1. Problématique

La problématique du développement implique une dynamique qui dépasse le simple cadre du continent africain. Elle intègre la coopération entre le Nord et le Sud et la solidarité internationale. Une réalité qui nous a conduit à sortir du seul contexte africain, pour interroger la dynamique internationale qui compte plusieurs partenaires du développement en Afrique. Sans oublier qu’aujourd’hui, nous vivons dans une société mondialisée, où ce qui se passe sur un coin de la planète intéresse le monde entier1. Une observation qui nous a obligé d’aller interroger la pratique démocratique, considérée comme le moyen le moins mauvais pour accéder au développement des peuples. La démocratie est ce système politique qui représente le mécanisme sociétal de médiation entre les acteurs sociaux collectifs d'une part et entre ceux-ci et l'État d'autre part, pour favoriser le développement pour tous, du moins pour le plus grand nombre. Ce qui fait dire à Alain Touraine que le développement n'est pas la cause, mais plutôt la conséquence de la démocratie 2. Pour ce qui concerne l'Afrique, les faits prouvent que ce sont les conditions structurelles d'ordre surtout politique, en vigueur depuis les indépendances qui ont rendu impossible le développement. L'absence totale ou partielle de la démocratie, c'est-à-dire les régimes d'autocratie ou de dictature instaurés dans ces pays devenus indépendants au tournant des années 1960, ne sont pas dotés de véritables politiques sociales intégrées dans un processus de développement. L'oligarchie doublée de la dictature a favorisé l'émergence des États patrimoniaux qui ont donné lieu au clientélisme, à la corruption, et à une économie de prédation. Plus de quarante années d'aide extérieure, d'accords de coopération internationale, de dons, de prêts, d'investissements étrangers, de méga-projets en milieu urbain ou semi-urbain; de projets d'éducation, de coopératives agricoles, d'approvisionnement en eau potable et d'assainissement en milieu rural ou des projets de développement dits de « développement intégré » n'ont, pour la plupart connu que des échecs. En fin de compte seule l'oligarchie nationale a véritablement profité de l'aide au développement, et ceci avec la complicité à peine voilée de certains pays du Nord. Le mal ou le non développement en Afrique n'est donc pas une question d'aire géographique, mais c’est une question dont les causes sont à la fois endogènes et exogènes.

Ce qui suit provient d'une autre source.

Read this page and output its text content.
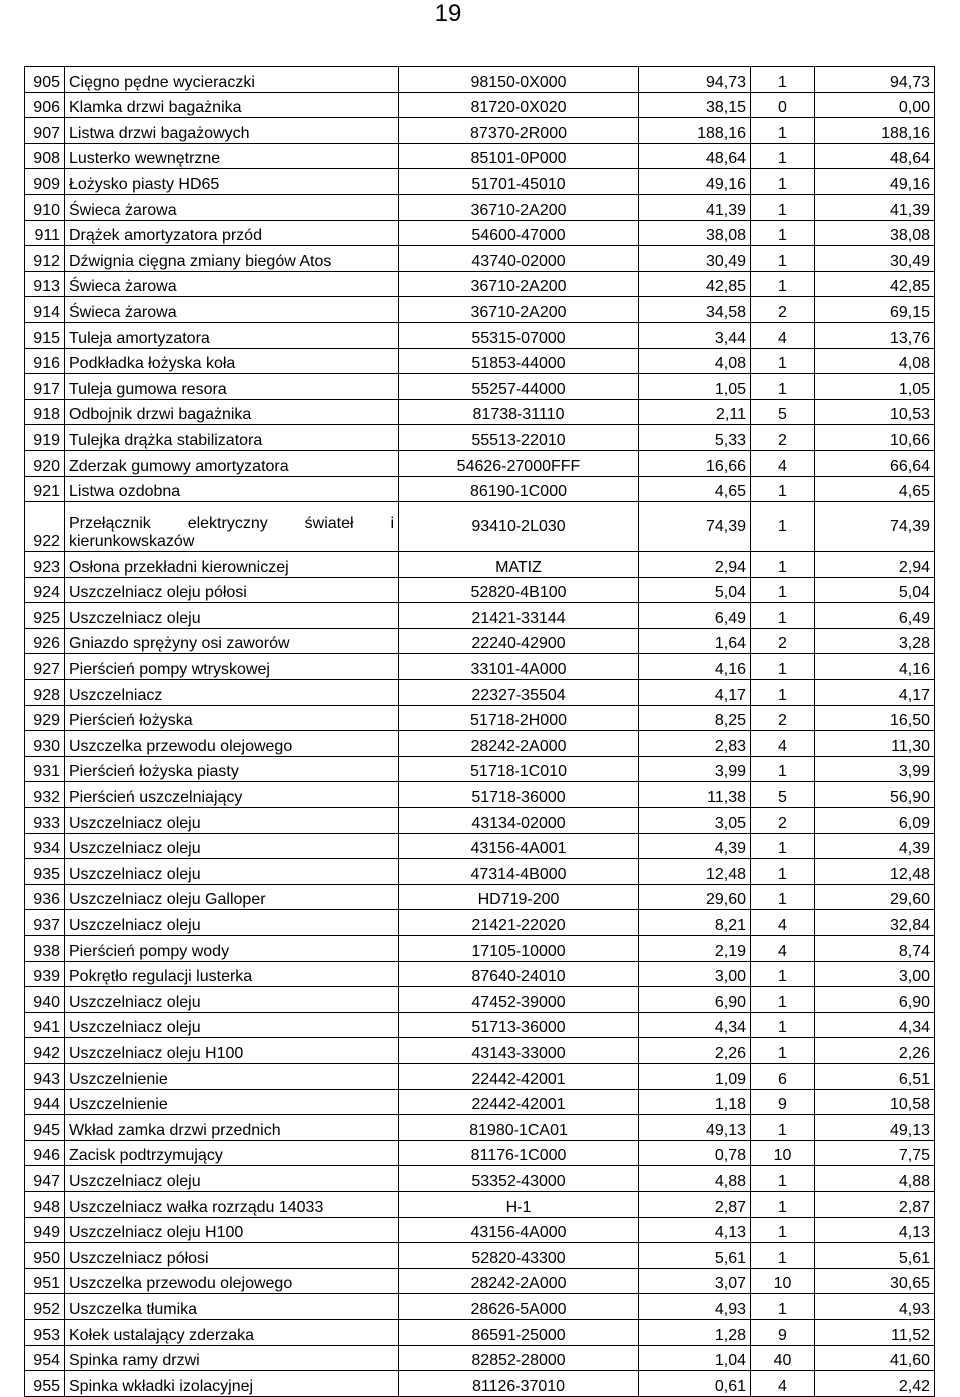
19
905	Cięgno pędne wycieraczki	98150-0X000	94,73	1	94,73
906	Klamka drzwi bagażnika	81720-0X020	38,15	0	0,00
907	Listwa drzwi bagażowych	87370-2R000	188,16	1	188,16
908	Lusterko wewnętrzne	85101-0P000	48,64	1	48,64
909	Łożysko piasty HD65	51701-45010	49,16	1	49,16
910	Świeca żarowa	36710-2A200	41,39	1	41,39
911	Drążek amortyzatora przód	54600-47000	38,08	1	38,08
912	Dźwignia cięgna zmiany biegów Atos	43740-02000	30,49	1	30,49
913	Świeca żarowa	36710-2A200	42,85	1	42,85
914	Świeca żarowa	36710-2A200	34,58	2	69,15
915	Tuleja amortyzatora	55315-07000	3,44	4	13,76
916	Podkładka łożyska koła	51853-44000	4,08	1	4,08
917	Tuleja gumowa resora	55257-44000	1,05	1	1,05
918	Odbojnik drzwi bagażnika	81738-31110	2,11	5	10,53
919	Tulejka drążka stabilizatora	55513-22010	5,33	2	10,66
920	Zderzak gumowy amortyzatora	54626-27000FFF	16,66	4	66,64
921	Listwa ozdobna	86190-1C000	4,65	1	4,65
922	Przełącznik elektryczny świateł i kierunkowskazów	93410-2L030	74,39	1	74,39
923	Osłona przekładni kierowniczej	MATIZ	2,94	1	2,94
924	Uszczelniacz oleju półosi	52820-4B100	5,04	1	5,04
925	Uszczelniacz oleju	21421-33144	6,49	1	6,49
926	Gniazdo sprężyny osi zaworów	22240-42900	1,64	2	3,28
927	Pierścień pompy wtryskowej	33101-4A000	4,16	1	4,16
928	Uszczelniacz	22327-35504	4,17	1	4,17
929	Pierścień łożyska	51718-2H000	8,25	2	16,50
930	Uszczelka przewodu olejowego	28242-2A000	2,83	4	11,30
931	Pierścień łożyska piasty	51718-1C010	3,99	1	3,99
932	Pierścień uszczelniający	51718-36000	11,38	5	56,90
933	Uszczelniacz oleju	43134-02000	3,05	2	6,09
934	Uszczelniacz oleju	43156-4A001	4,39	1	4,39
935	Uszczelniacz oleju	47314-4B000	12,48	1	12,48
936	Uszczelniacz oleju Galloper	HD719-200	29,60	1	29,60
937	Uszczelniacz oleju	21421-22020	8,21	4	32,84
938	Pierścień pompy wody	17105-10000	2,19	4	8,74
939	Pokrętło regulacji lusterka	87640-24010	3,00	1	3,00
940	Uszczelniacz oleju	47452-39000	6,90	1	6,90
941	Uszczelniacz oleju	51713-36000	4,34	1	4,34
942	Uszczelniacz oleju H100	43143-33000	2,26	1	2,26
943	Uszczelnienie	22442-42001	1,09	6	6,51
944	Uszczelnienie	22442-42001	1,18	9	10,58
945	Wkład zamka drzwi przednich	81980-1CA01	49,13	1	49,13
946	Zacisk podtrzymujący	81176-1C000	0,78	10	7,75
947	Uszczelniacz oleju	53352-43000	4,88	1	4,88
948	Uszczelniacz wałka rozrządu 14033	H-1	2,87	1	2,87
949	Uszczelniacz oleju H100	43156-4A000	4,13	1	4,13
950	Uszczelniacz półosi	52820-43300	5,61	1	5,61
951	Uszczelka przewodu olejowego	28242-2A000	3,07	10	30,65
952	Uszczelka tłumika	28626-5A000	4,93	1	4,93
953	Kołek ustalający zderzaka	86591-25000	1,28	9	11,52
954	Spinka ramy drzwi	82852-28000	1,04	40	41,60
955	Spinka wkładki izolacyjnej	81126-37010	0,61	4	2,42
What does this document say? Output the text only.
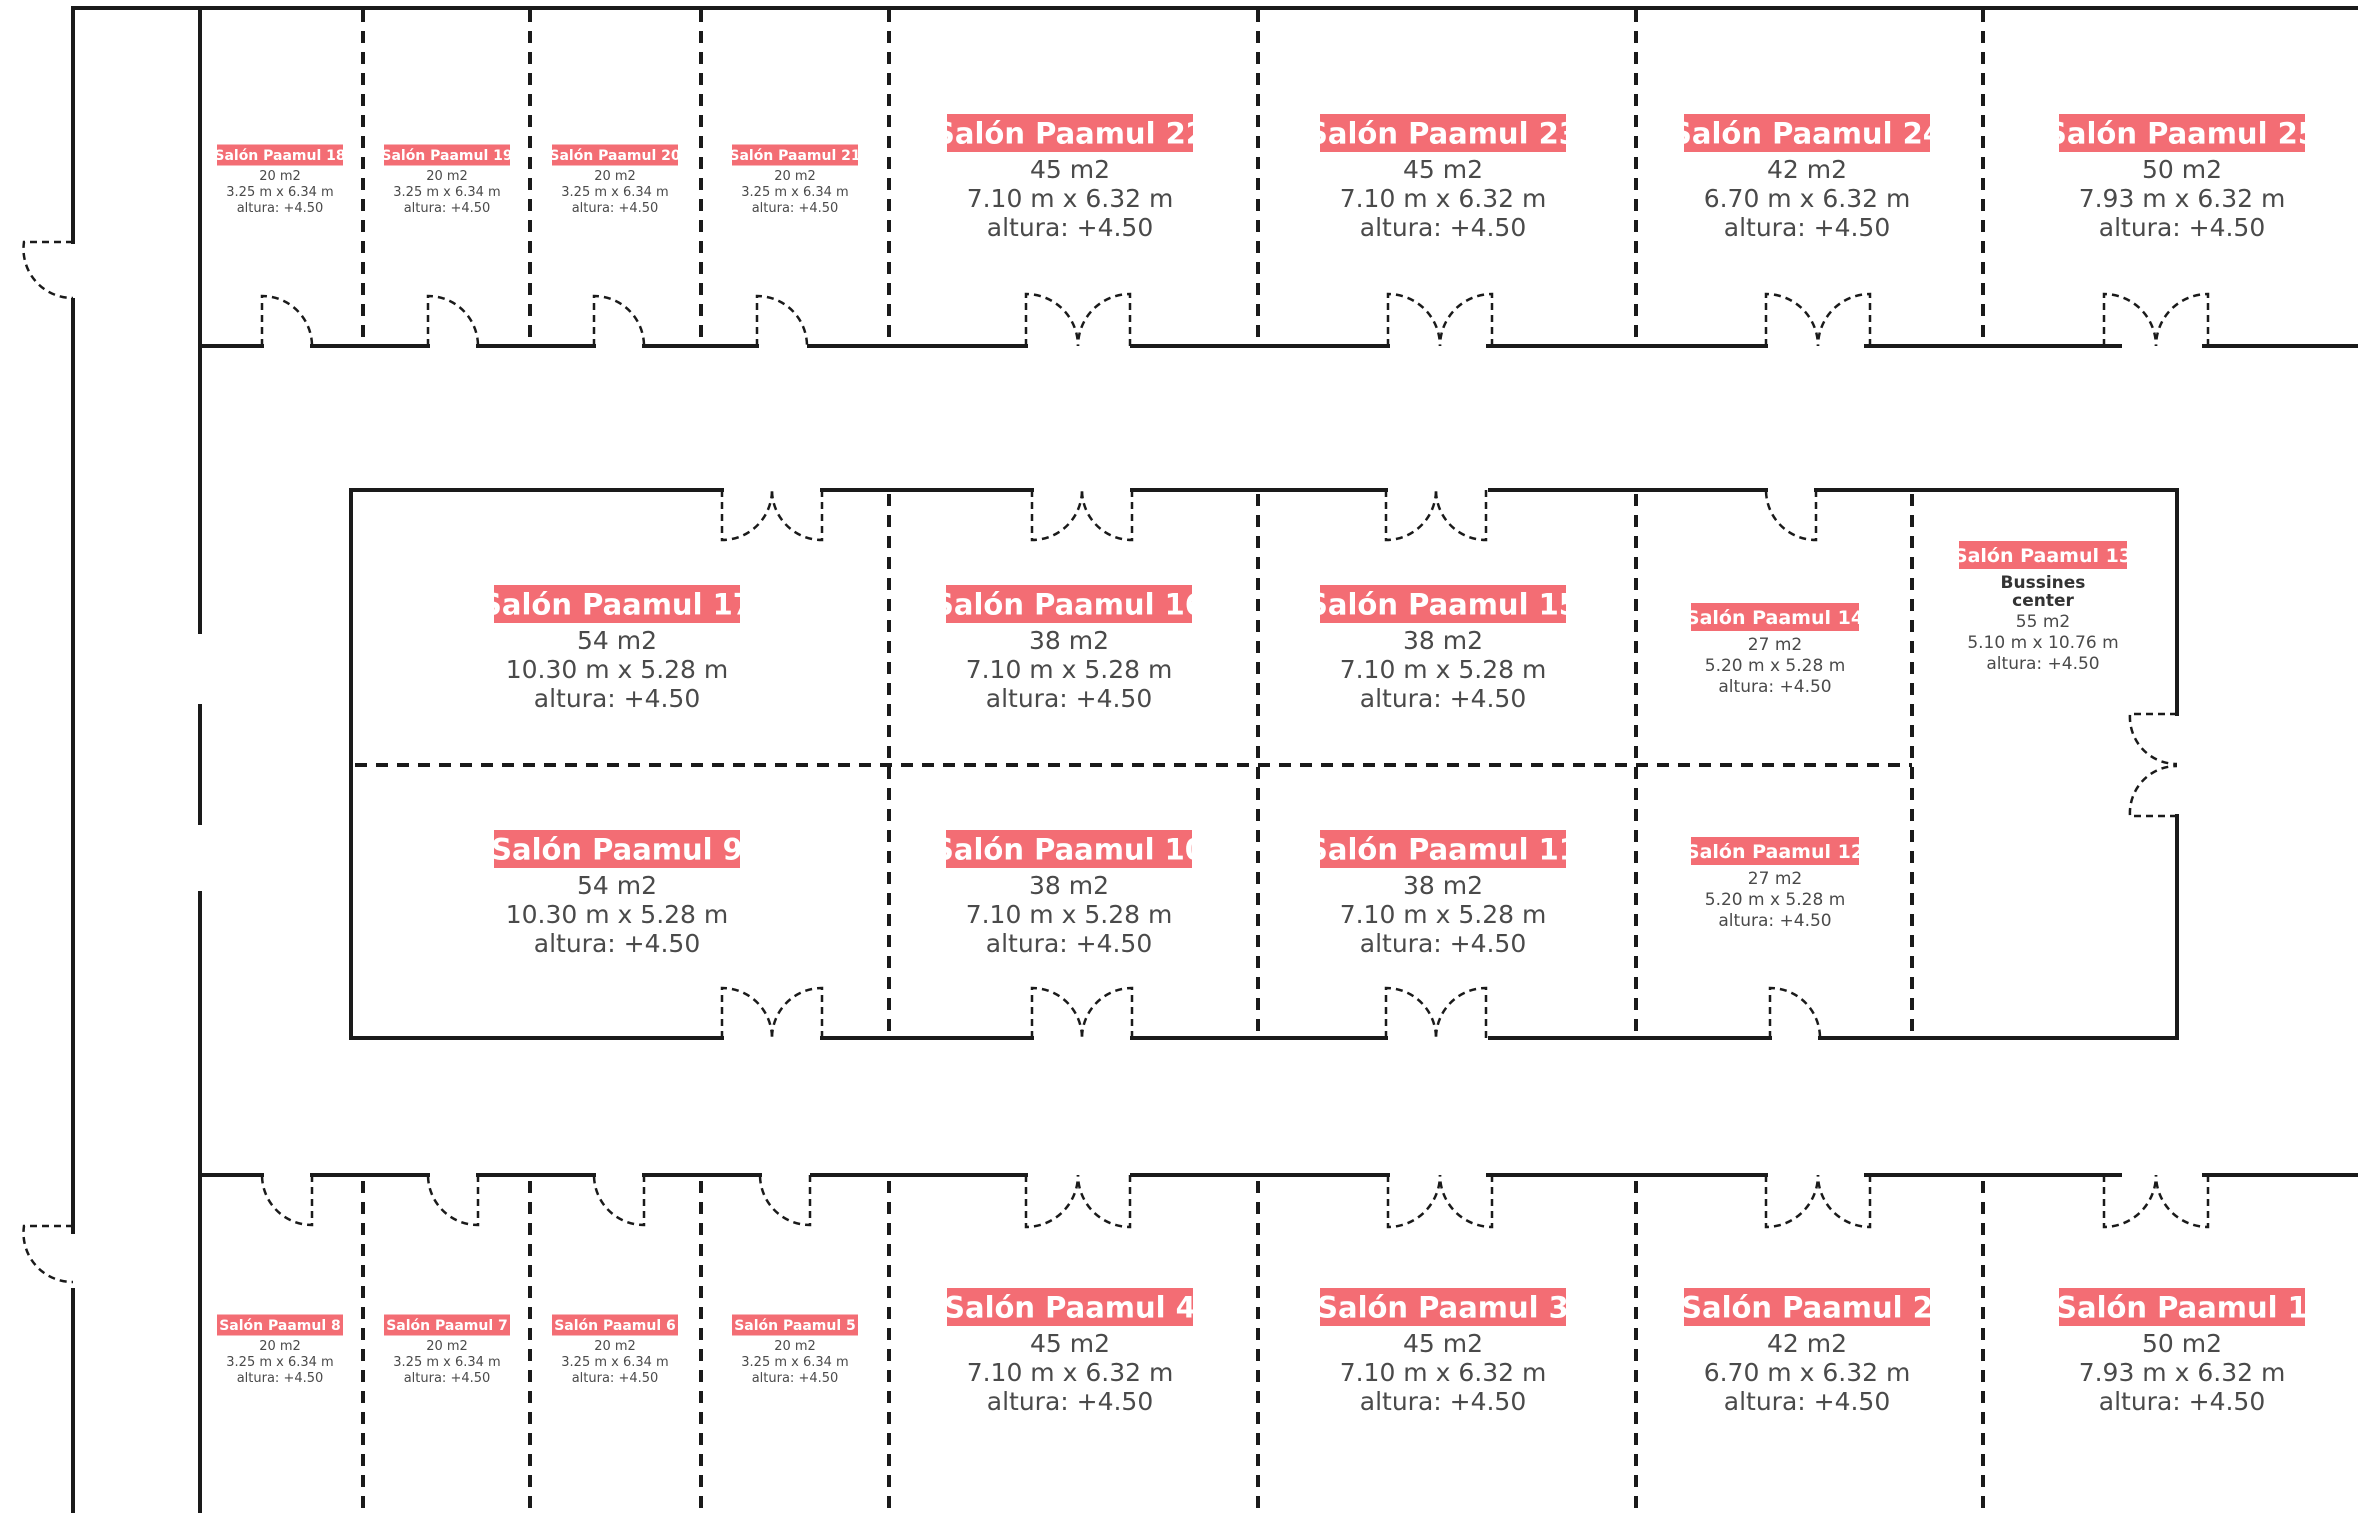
Salón Paamul 18
20 m2
3.25 m x 6.34 m
altura: +4.50
Salón Paamul 19
20 m2
3.25 m x 6.34 m
altura: +4.50
Salón Paamul 20
20 m2
3.25 m x 6.34 m
altura: +4.50
Salón Paamul 21
20 m2
3.25 m x 6.34 m
altura: +4.50
Salón Paamul 22
45 m2
7.10 m x 6.32 m
altura: +4.50
Salón Paamul 23
45 m2
7.10 m x 6.32 m
altura: +4.50
Salón Paamul 24
42 m2
6.70 m x 6.32 m
altura: +4.50
Salón Paamul 25
50 m2
7.93 m x 6.32 m
altura: +4.50
Salón Paamul 17
54 m2
10.30 m x 5.28 m
altura: +4.50
Salón Paamul 16
38 m2
7.10 m x 5.28 m
altura: +4.50
Salón Paamul 15
38 m2
7.10 m x 5.28 m
altura: +4.50
Salón Paamul 14
27 m2
5.20 m x 5.28 m
altura: +4.50
Salón Paamul 13
Bussines
center
55 m2
5.10 m x 10.76 m
altura: +4.50
Salón Paamul 9
54 m2
10.30 m x 5.28 m
altura: +4.50
Salón Paamul 10
38 m2
7.10 m x 5.28 m
altura: +4.50
Salón Paamul 11
38 m2
7.10 m x 5.28 m
altura: +4.50
Salón Paamul 12
27 m2
5.20 m x 5.28 m
altura: +4.50
Salón Paamul 8
20 m2
3.25 m x 6.34 m
altura: +4.50
Salón Paamul 7
20 m2
3.25 m x 6.34 m
altura: +4.50
Salón Paamul 6
20 m2
3.25 m x 6.34 m
altura: +4.50
Salón Paamul 5
20 m2
3.25 m x 6.34 m
altura: +4.50
Salón Paamul 4
45 m2
7.10 m x 6.32 m
altura: +4.50
Salón Paamul 3
45 m2
7.10 m x 6.32 m
altura: +4.50
Salón Paamul 2
42 m2
6.70 m x 6.32 m
altura: +4.50
Salón Paamul 1
50 m2
7.93 m x 6.32 m
altura: +4.50
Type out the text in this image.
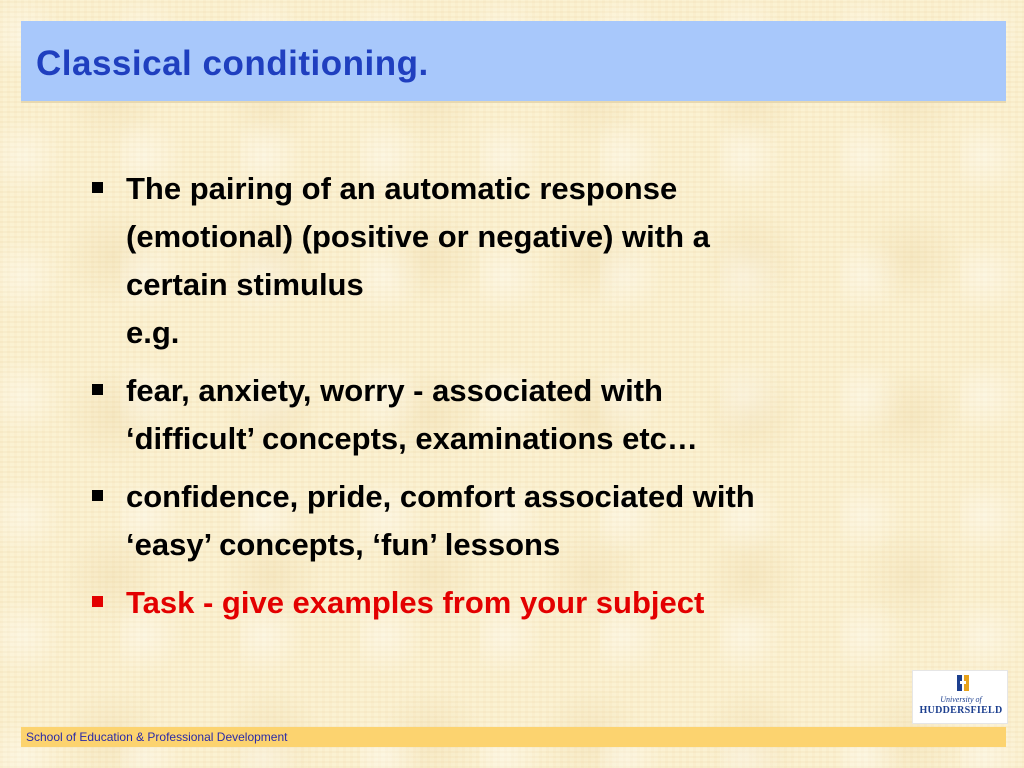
Classical conditioning.
The pairing of an automatic response
(emotional) (positive or negative) with a
certain stimulus
e.g.
fear, anxiety, worry - associated with
‘difficult’ concepts, examinations etc…
confidence, pride, comfort associated with
‘easy’ concepts, ‘fun’ lessons
Task - give examples from your subject
University of
HUDDERSFIELD
School of Education & Professional Development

Même dans l'état actuel des choses, il n'est pas dit que le processus démocratique en cours sur le continent réponde nécessairement aux besoins et aux aspirations de développement endogène des sociétés africaines exploitées. Sans sous-estimer les causes internes de ce mouvement, on ne peut pas nier par ailleurs l'influence des facteurs externes sur l'implosion démocratique, longtemps contenue par les dictatures soutenues par les puissances du Nord. La conditionnalité institutionnelle de la démocratisation en Afrique a été une politique des grandes instances financières internationales, notamment la Banque Mondiale et le Fonds Monétaire International à la fin des années 1980, lorsqu'il a été constaté que les Programmes d'Ajustements Structurels ne donnaient pas les résultats escomptés. Il fallait alors qu'émergent dans une Afrique criblée de dettes, des régimes compétents et politiquement légitimes, capables d'appliquer efficacement ce programme et de faire entrer ces Etats dans le processus de la mondialisation. Dès lors, on comprend la nécessité de s’interroger sur les politiques africaines ambiguës et parfois contradictoires des pays comme la France, la Belgique, l’Angleterre ou les États-Unis d'Amérique. La possible et nécessaire démocratisation de l'Afrique pour la mise en place d’un véritable développement, dépend du soutien que les pays du Nord apporteront aux mouvements démocratiques internes, d’abord pour un changement des mentalités, ensuite des structures. En somme, le développement démocratique est au commencement et à la fin du développement social et économique, tout comme un minimum de développement est un chemin incontournable pour l’émergence d’une démocratie réelle et d’une société de justice, ce qui justifie la nécessité d’une nouvelle vision de l’éducation fondée sur la rupture avec l’ancienne pratique éducative.

Notes
1.

Il suffit d’observer comment la situation en Somalie préoccupe au plus haut point, les autorités de l’Union Européenne, pour se rendre compte du fait, qu’on ne peut plus faire une approche du développement sans faire allusion aux implications endogènes et exogènes.

2.

. A. TOURAINE, Qu'est-ce que la démocratie, Paris, Fayard, 1994.